This week’s awarding of the Nobel Prizes in chemistry and physics to a small number of artificial intelligence pioneers affiliated with Google has sparked debate about the company’s dominance in research and how advances in computing should be recognized.
Google has been at the forefront of AI research, but has been forced onto the defensive in the face of competitive pressure from Microsoft-backed OpenAI and increasing regulatory scrutiny from the U.S. Department of Commerce. Justice.
Click here to join us on WhatsApp
On Wednesday, Demis Hassabis, co-founder of DeepMind, Google’s AI unit, and his colleague John Jumper received the Nobel Prize in Chemistry, alongside American biochemist David Baker, for their work decoding protein structures microscopic.
Former Google researcher Geoffrey Hinton won the Nobel Prize in physics on Tuesday, alongside American scientist John Hopfield, for his earlier discoveries in machine learning that paved the way for the technology boom. AI.

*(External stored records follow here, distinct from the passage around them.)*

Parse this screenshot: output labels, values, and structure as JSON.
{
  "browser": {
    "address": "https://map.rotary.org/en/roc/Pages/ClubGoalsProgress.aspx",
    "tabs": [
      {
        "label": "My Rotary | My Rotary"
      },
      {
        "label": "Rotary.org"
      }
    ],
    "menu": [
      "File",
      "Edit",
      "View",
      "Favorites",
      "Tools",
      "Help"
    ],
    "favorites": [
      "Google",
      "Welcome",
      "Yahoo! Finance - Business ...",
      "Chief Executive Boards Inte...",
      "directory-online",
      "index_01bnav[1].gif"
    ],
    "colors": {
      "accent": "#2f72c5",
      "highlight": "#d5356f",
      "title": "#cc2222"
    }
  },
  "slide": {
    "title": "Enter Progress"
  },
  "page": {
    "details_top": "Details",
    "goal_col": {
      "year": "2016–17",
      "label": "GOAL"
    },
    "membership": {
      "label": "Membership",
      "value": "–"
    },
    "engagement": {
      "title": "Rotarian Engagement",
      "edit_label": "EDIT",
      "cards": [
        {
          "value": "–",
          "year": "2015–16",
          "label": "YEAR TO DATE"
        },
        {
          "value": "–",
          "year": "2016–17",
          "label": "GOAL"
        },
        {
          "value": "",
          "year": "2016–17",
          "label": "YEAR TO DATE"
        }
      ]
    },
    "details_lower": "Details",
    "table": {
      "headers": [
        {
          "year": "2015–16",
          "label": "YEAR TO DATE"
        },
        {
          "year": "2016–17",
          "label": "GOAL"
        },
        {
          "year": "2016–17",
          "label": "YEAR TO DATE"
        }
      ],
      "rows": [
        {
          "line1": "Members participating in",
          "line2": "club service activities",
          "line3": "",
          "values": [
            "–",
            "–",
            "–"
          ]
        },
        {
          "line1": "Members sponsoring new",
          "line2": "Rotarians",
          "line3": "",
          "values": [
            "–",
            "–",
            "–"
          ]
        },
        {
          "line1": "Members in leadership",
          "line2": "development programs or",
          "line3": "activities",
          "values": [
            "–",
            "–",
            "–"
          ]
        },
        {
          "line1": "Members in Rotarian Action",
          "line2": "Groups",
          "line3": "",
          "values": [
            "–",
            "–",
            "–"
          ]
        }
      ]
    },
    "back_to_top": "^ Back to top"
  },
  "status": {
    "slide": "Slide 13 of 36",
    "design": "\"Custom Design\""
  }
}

Professor Dame Wendy Hall, a computer scientist and AI adviser to the United Nations, told Reuters that while the work of the winners deserved recognition, the lack of a Nobel Prize for mathematics or computer science had skewed the result.
“The Nobel Prize committee doesn’t want to miss this topic of AI, so it’s very creative of them to push Geoffrey down the path of physics,” she said. “I would say both are questionable, but nevertheless worthy of a Nobel Prize in terms of the science they have done. So how else are you going to reward them?” Noah Giansiracusa, associate professor of mathematics at Bentley University and author of “How Algorithms Create and Prevent Fake News,” also argued that Hinton’s victory was questionable.

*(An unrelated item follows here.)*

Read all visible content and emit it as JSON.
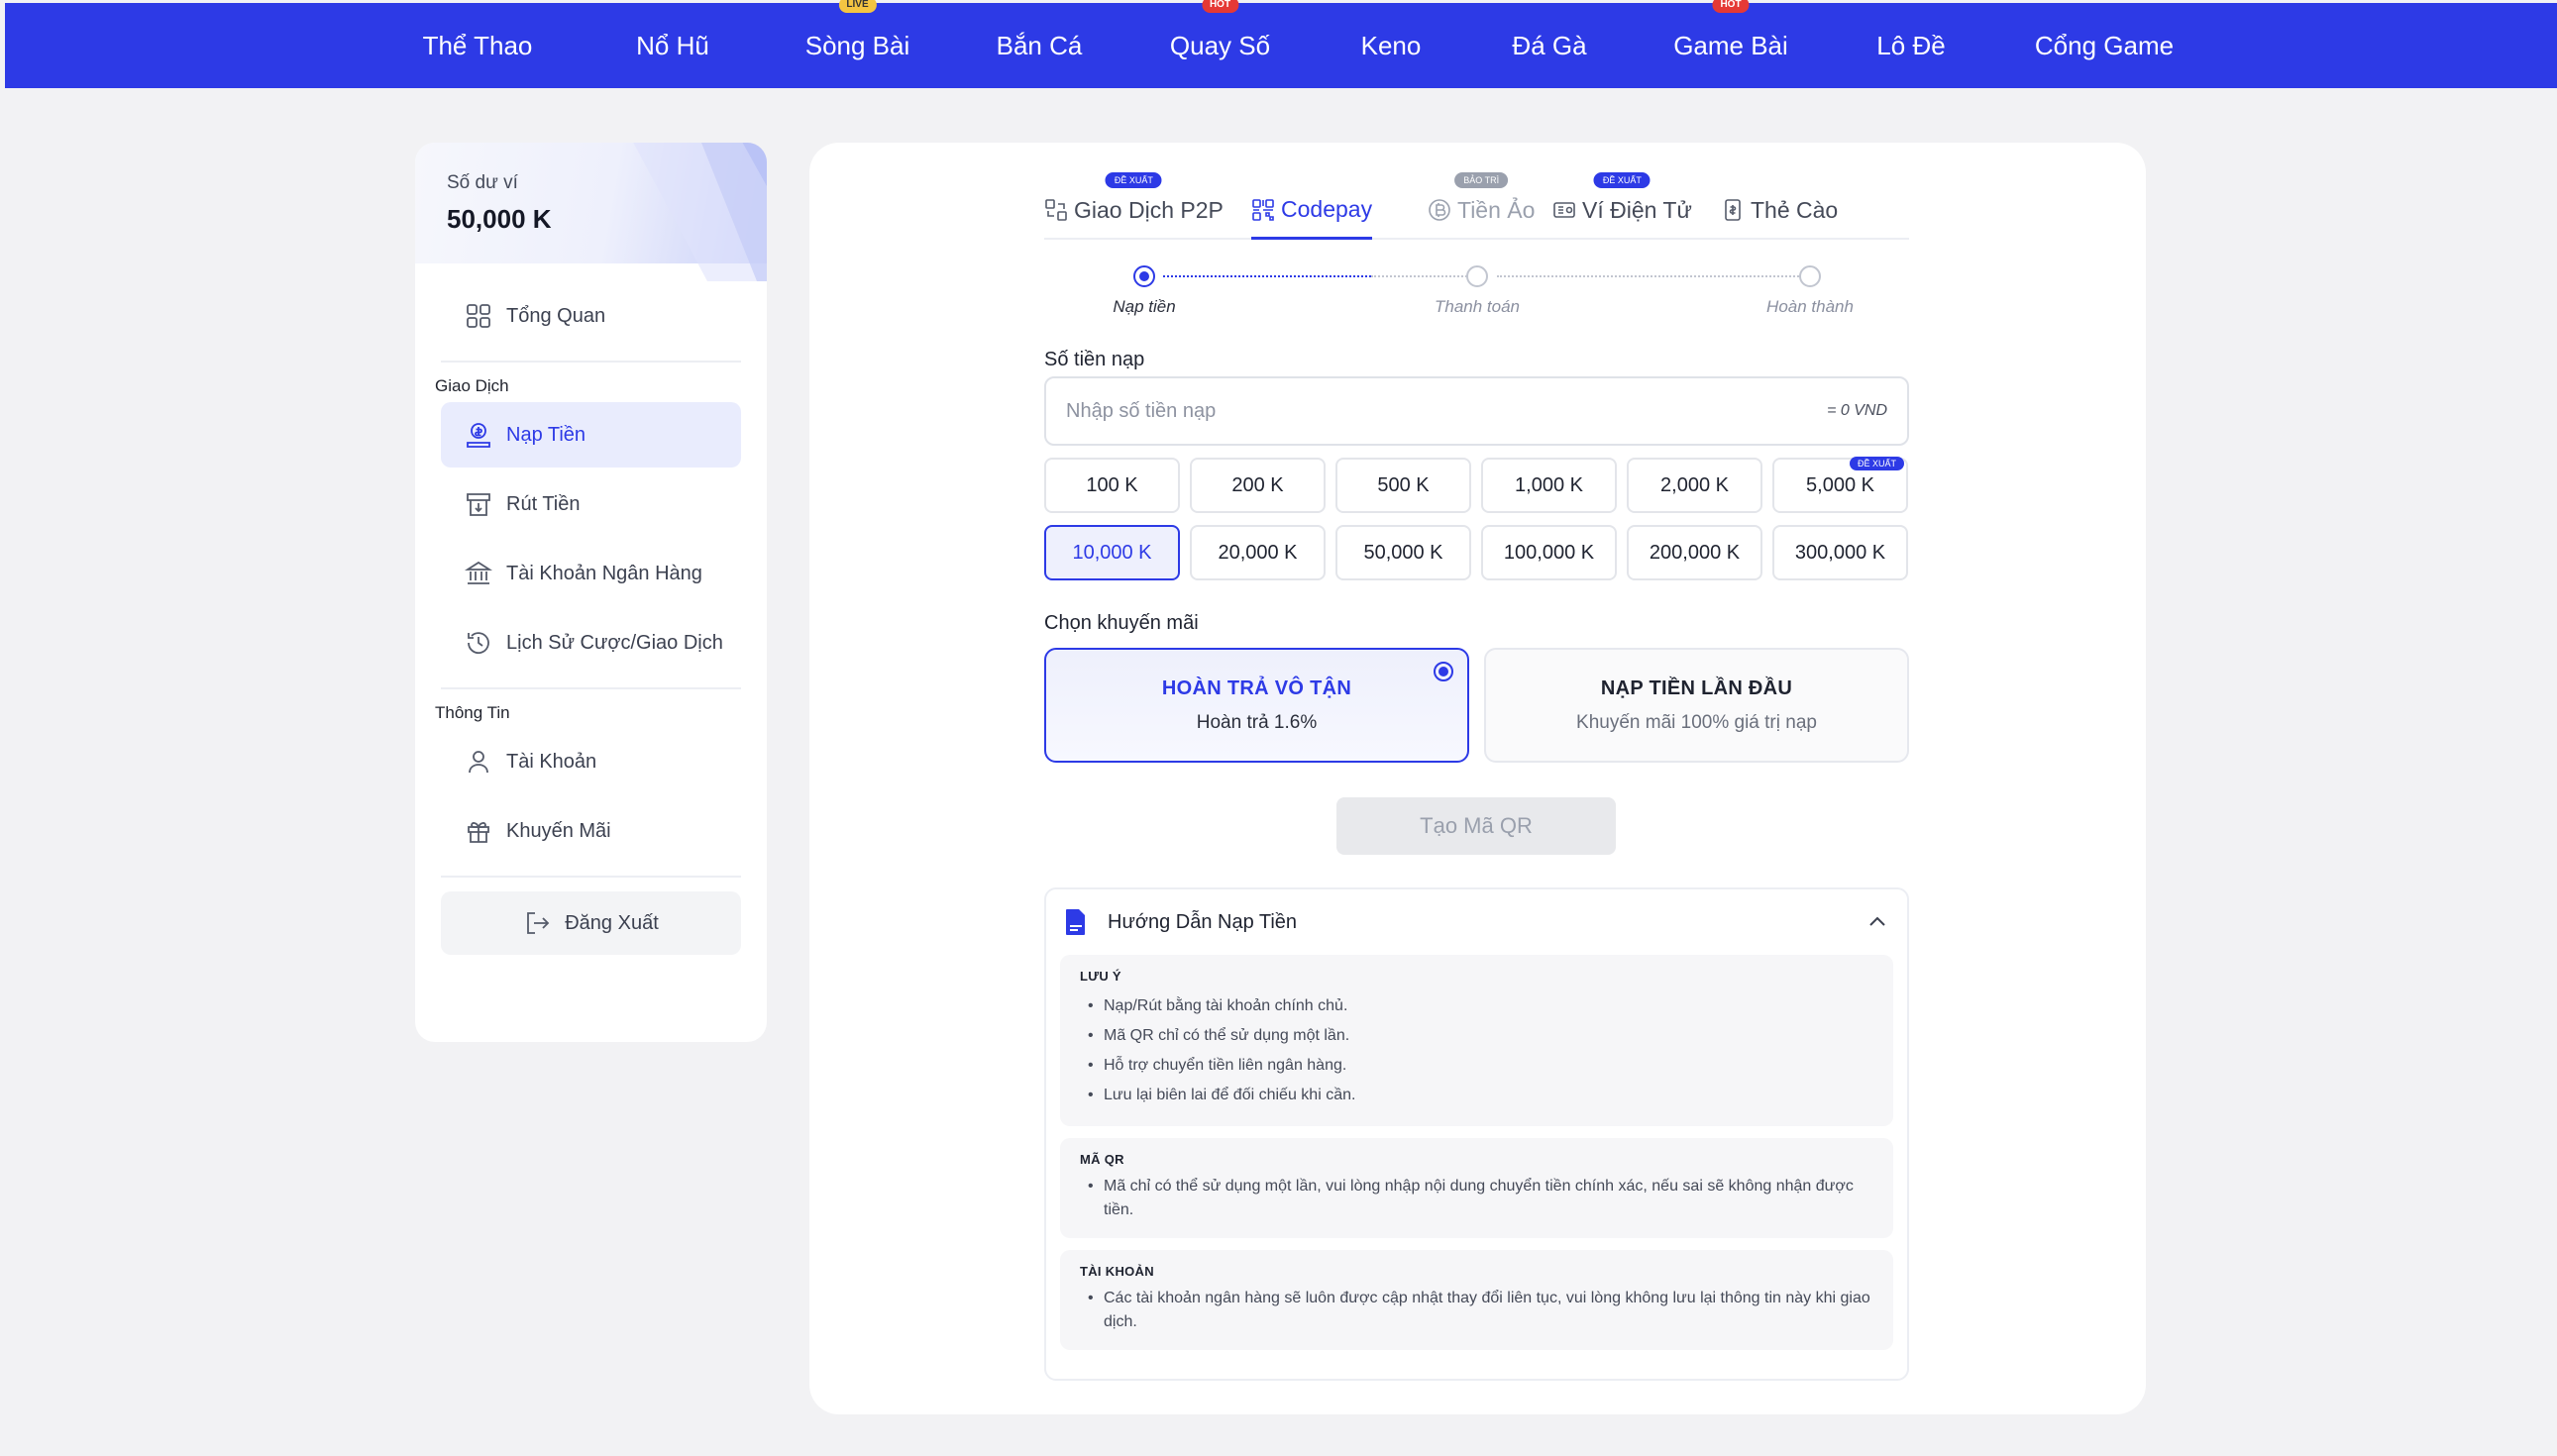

“What he did was phenomenal, but was it physics? I don’t think so. Even if it’s inspired by physics, they’re not developing a new theory in physics or solving a physics problem for a long time.”
The Nobel Prize categories for achievements in medicine or physiology, physics, chemistry, literature and peace were set out in the will of Swedish inventor Alfred Nobel, who died in 1895. The economics prize is a later addition created through a grant from the Swedish government. central bank in 1968.
Dominance
U.S. regulators are currently considering a possible split from Google, which could force it to divest parts of its businesses, such as its Chrome browser and Android operating system, which some say allow it to maintain an illegal monopoly in online research.

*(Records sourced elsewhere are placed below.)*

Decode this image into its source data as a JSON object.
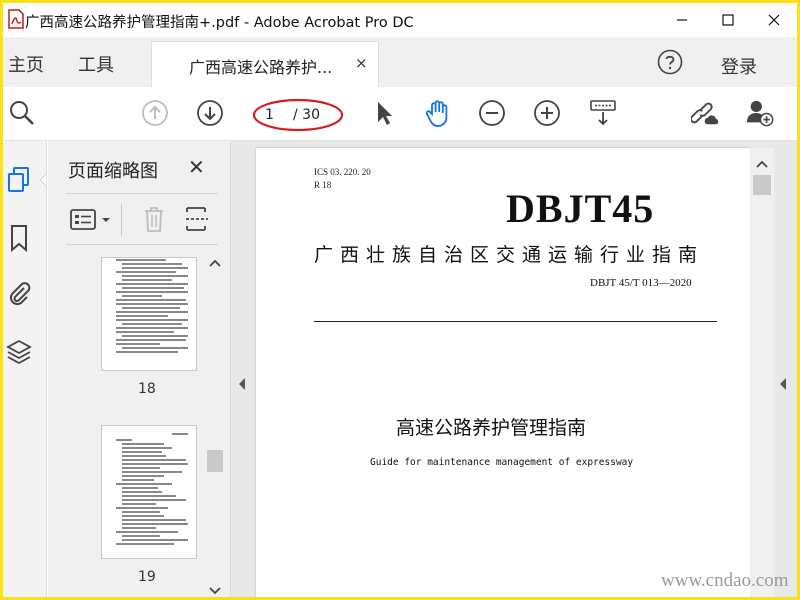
{
  "window": {
    "title": "广西高速公路养护管理指南+.pdf - Adobe Acrobat Pro DC",
    "minimize_icon": "minimize-icon",
    "maximize_icon": "maximize-icon",
    "close_icon": "close-icon"
  },
  "tabs": {
    "home": "主页",
    "tools": "工具",
    "document": "广西高速公路养护...",
    "close_glyph": "×",
    "login": "登录"
  },
  "toolbar": {
    "current_page": "1",
    "total_pages": "/ 30"
  },
  "thumbnails": {
    "title": "页面缩略图",
    "close_glyph": "✕",
    "pages": [
      {
        "number": "18"
      },
      {
        "number": "19"
      }
    ]
  },
  "document": {
    "ics": "ICS  03. 220. 20",
    "classification": "R 18",
    "code": "DBJT45",
    "agency": "广西壮族自治区交通运输行业指南",
    "standard_number": "DBJT 45/T 013—2020",
    "title": "高速公路养护管理指南",
    "subtitle": "Guide for maintenance management of expressway"
  },
  "watermark": "www.cndao.com",
  "colors": {
    "frame": "#f7e21a",
    "accent_blue": "#1473e6",
    "ellipse_red": "#d22020"
  }
}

The benefits of its leadership position have allowed Google and other major technology companies to leapfrog traditional academia in publishing groundbreaking AI research.
Hinton himself has expressed some regret about his life’s work, leaving Google last year so he could speak freely about the dangers of AI, and warning that computers could become smarter than humans much sooner than foreseen.
Speaking at a press conference on Tuesday, he said: “I wish I had some sort of simple recipe that if you do this you’ll be fine, but that’s not the case, particularly in about the existential threat of these things happening.” out of control and taking over. »
When he left Google in 2023 over AI concerns, Hinton said the company itself acted very responsibly.
For some, the Nobel Prizes won this week highlight how difficult it is becoming for traditional academia to compete. Giansiracusa told Reuters there was a need to invest more in research.
“Much of Big Tech is not focused on the next breakthrough in deep learning, but rather on making money by pushing chatbots or serving ads all over the internet,” he said. he declared. “There are pockets of innovation, but a lot of it is very unscientific.”
(Only the title and image of this report may have been reworked by Business Standard staff; the rest of the content is auto-generated from a syndicated feed.)